Murder of Billipuram Nagaraju
- Date: May 4, 2022
- Location: Saroornagar, Hyderabad, India;
- Type: Murder, Honour killing
- Cause: Interfaith marriage
- Convicted: Syed Mobin Ahmed and Mohammed Masood Ahmed
- Convictions: Murder
- Sentence: Life imprisonment

= Murder of Billipuram Nagaraju =

The murder of Billipuram Nagaraju took place in the South Indian state of Telangana. Nagaraju, a Hindu, was murdered in an honour killing because he had married Syed Ashrin Sultanam, a Muslim, while Nagaraju was a Dalit. The killing was done by Syed Ashrin Sultana's brother Syed Mobin Ahmed with the help of their relatives as they opposed the inter-faith wedding.

==Background==
Syed Ashrin Sultana, the youngest of five siblings and a Commerce (BCom) graduate, lived in Vikarabad, Hyderabad. Billipuram Nagaraju completed a course from the city's Industrial Training Institute and was a native of Marpalle in Rangareddy district. They knew each other since school and got married at the Arya Samaj temple on 31 January 2022 despite opposition from her family. Fearing threats from her family, they moved to Visakhapatnam but later returned to Hyderabad.
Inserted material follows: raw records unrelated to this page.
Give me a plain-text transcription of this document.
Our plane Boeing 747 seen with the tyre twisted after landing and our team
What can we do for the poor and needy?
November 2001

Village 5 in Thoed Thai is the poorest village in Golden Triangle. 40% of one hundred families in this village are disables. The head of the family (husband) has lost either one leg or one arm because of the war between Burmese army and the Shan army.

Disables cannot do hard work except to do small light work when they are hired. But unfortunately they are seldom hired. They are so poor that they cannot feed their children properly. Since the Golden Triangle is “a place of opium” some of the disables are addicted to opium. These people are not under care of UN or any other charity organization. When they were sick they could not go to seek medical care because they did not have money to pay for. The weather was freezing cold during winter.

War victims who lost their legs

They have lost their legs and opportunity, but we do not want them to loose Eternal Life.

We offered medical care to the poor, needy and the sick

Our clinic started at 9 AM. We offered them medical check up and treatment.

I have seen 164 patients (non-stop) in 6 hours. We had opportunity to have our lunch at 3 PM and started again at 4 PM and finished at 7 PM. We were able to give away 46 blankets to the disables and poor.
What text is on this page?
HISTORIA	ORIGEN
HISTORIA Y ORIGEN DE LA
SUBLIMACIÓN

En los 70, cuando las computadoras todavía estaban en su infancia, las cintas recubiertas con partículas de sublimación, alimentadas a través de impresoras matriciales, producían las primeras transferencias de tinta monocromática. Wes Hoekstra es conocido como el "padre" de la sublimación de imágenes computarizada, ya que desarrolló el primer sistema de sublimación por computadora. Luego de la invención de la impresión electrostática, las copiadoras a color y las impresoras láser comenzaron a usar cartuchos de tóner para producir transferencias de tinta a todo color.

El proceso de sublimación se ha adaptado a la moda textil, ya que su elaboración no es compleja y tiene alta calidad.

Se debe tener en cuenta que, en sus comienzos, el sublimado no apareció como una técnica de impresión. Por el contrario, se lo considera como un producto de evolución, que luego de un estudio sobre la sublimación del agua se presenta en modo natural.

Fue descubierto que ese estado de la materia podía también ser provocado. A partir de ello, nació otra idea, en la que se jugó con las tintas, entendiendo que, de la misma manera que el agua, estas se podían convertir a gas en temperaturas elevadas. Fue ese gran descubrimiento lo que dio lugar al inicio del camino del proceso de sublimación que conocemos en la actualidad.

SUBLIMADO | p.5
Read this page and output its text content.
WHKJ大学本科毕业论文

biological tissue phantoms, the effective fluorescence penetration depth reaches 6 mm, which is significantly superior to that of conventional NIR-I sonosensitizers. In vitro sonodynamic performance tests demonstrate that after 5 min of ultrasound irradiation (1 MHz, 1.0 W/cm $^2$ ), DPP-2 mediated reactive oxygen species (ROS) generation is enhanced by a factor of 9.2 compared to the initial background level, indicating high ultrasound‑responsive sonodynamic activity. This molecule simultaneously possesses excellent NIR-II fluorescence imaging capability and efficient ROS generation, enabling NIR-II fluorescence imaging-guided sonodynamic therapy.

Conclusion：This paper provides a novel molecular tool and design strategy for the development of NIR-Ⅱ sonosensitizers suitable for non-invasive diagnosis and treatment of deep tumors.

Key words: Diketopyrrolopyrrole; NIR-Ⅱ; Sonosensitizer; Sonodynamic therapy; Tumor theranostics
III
Nagaraju worked as a Car salesman.

==Murder==
Billipuram Nagaraju was stabbed with a knife and beaten with an iron rod in the busy Saroornagar area of Hyderabad by Sultana's brother Syed Mobin Ahmed and others on May 4, 2022. Sultana begged for help from passersby but did not get help to save her husband.

==Court proceedings==
Sultana's brother Syed Mobin Ahmed, and his brother-in-law, Mohammed Masood Ahmed were convicted for the murder and sentenced to life imprisonment.